The transformation of the basis vectors from the primitive cell to the supercell
is written as

```{math}
( \mathbf{a}_\mathrm{s} \; \mathbf{b}_\mathrm{s} \; \mathbf{c}_\mathrm{s} )
=  ( \mathbf{a}_\mathrm{p} \; \mathbf{b}_\mathrm{p} \;
\mathbf{c}_\mathrm{p} ) \boldsymbol{P}.
```

{math}`\boldsymbol{P}` is given as a {math}`3\times 3` matrix and its elements
are all integers, which is a constraint we have.
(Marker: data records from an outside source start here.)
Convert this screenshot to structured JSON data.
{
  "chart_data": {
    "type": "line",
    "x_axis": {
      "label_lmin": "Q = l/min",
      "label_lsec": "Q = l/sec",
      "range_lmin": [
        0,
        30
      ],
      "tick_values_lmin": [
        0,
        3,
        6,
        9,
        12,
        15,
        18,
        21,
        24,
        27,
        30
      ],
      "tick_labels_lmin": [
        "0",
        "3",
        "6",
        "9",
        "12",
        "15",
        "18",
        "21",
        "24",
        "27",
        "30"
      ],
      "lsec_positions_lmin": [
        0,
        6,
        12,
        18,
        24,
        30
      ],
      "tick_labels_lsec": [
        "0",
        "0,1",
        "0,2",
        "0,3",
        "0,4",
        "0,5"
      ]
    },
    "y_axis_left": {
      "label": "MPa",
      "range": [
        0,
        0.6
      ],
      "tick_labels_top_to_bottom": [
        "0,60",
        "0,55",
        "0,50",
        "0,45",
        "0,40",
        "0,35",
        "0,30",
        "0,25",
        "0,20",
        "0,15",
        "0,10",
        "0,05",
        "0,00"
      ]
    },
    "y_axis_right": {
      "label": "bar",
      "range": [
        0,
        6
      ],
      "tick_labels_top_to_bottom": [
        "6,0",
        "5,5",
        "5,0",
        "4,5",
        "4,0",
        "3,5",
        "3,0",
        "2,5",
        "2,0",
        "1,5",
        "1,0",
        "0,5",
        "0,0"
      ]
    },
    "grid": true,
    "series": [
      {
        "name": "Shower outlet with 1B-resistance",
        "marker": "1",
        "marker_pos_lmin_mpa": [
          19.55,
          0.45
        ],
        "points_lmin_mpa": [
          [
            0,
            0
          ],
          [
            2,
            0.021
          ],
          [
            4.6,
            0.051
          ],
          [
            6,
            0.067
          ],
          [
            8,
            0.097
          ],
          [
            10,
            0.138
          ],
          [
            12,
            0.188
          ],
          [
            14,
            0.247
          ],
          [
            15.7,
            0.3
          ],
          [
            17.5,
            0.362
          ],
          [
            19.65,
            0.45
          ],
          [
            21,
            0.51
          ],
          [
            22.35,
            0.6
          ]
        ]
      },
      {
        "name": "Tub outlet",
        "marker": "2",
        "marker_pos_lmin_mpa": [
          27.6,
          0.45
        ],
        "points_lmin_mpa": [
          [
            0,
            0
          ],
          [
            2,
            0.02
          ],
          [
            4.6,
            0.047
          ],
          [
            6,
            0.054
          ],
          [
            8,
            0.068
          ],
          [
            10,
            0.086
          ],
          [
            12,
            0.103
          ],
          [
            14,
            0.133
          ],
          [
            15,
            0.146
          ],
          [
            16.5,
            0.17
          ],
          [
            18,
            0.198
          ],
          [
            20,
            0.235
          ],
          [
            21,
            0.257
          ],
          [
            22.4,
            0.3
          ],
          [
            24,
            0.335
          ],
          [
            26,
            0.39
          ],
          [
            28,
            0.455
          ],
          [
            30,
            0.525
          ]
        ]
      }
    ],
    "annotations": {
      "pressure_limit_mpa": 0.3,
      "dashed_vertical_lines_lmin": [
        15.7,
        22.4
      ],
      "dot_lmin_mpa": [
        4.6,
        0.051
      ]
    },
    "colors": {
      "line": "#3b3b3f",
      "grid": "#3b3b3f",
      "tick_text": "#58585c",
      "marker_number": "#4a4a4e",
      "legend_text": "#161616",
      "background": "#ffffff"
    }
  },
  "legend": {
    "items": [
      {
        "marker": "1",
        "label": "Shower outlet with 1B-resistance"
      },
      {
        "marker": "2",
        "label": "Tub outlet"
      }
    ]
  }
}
The resolution for q-points
being the commensurate points is determined by {math}`\boldsymbol{P}` since one
period of a wave has to be bound by any of lattice points inside the supercell.
Therefore the number of commensurate points becomes the same as the number of
the primitive cell that can be contained in the supercell, i.e.,
{math}`\det(\boldsymbol{P})`.

Then let the basis vectors in reciprocal space be the column vectors
{math}`(\mathbf{a}^*_\mathrm{p} \; \mathbf{b}^*_\mathrm{p} \; \mathbf{c}^*_\mathrm{p})`.
Note that often reciprocal vectors are deifned by row vectors, but column
vectors are chosen here to formulate. Formally we see the set of besis vectors
are {math}`3\times 3` matrices, we have the following relation:

```{math}
( \mathbf{a}^*_\mathrm{p} \;
\mathbf{b}^*_\mathrm{p} \; \mathbf{c}^*_\mathrm{p} ) = (
\mathbf{a}_\mathrm{p} \; \mathbf{b}_\mathrm{p} \;
\mathbf{c}_\mathrm{p} )^{-\mathbf{T}}.
```

Similarly for the supercell, we define a relation

```{math}
( \mathbf{a}^*_\mathrm{s} \;
\mathbf{b}^*_\mathrm{s} \; \mathbf{c}^*_\mathrm{s} ) = (
\mathbf{a}_\mathrm{s} \; \mathbf{b}_\mathrm{s} \;
\mathbf{c}_\mathrm{s} )^{-\mathbf{T}}.
```

Then

```{math}
( \mathbf{a}^*_\mathrm{s} \; \mathbf{b}^*_\mathrm{s} \;
\mathbf{c}^*_\mathrm{s} ) \boldsymbol{P}^{\mathrm{T}} = (
\mathbf{a}^*_\mathrm{p} \; \mathbf{b}^*_\mathrm{p} \;
\mathbf{c}^*_\mathrm{p} ).
```

To multiply an arbitrary q-point {math}`\mathbf{q}` on both sides

```{math}
( \mathbf{a}^*_\mathrm{s} \; \mathbf{b}^*_\mathrm{s} \;
\mathbf{c}^*_\mathrm{s} ) \boldsymbol{P}^{\mathrm{T}} \mathbf{q} = (
\mathbf{a}^*_\mathrm{p} \; \mathbf{b}^*_\mathrm{p} \;
\mathbf{c}^*_\mathrm{p} ) \mathbf{q},
```

we find the constraint of a q-point being one of the commensurate points is the
elements of {math}`\boldsymbol{P}^{\mathrm{T}} \mathbf{q}` to be integers.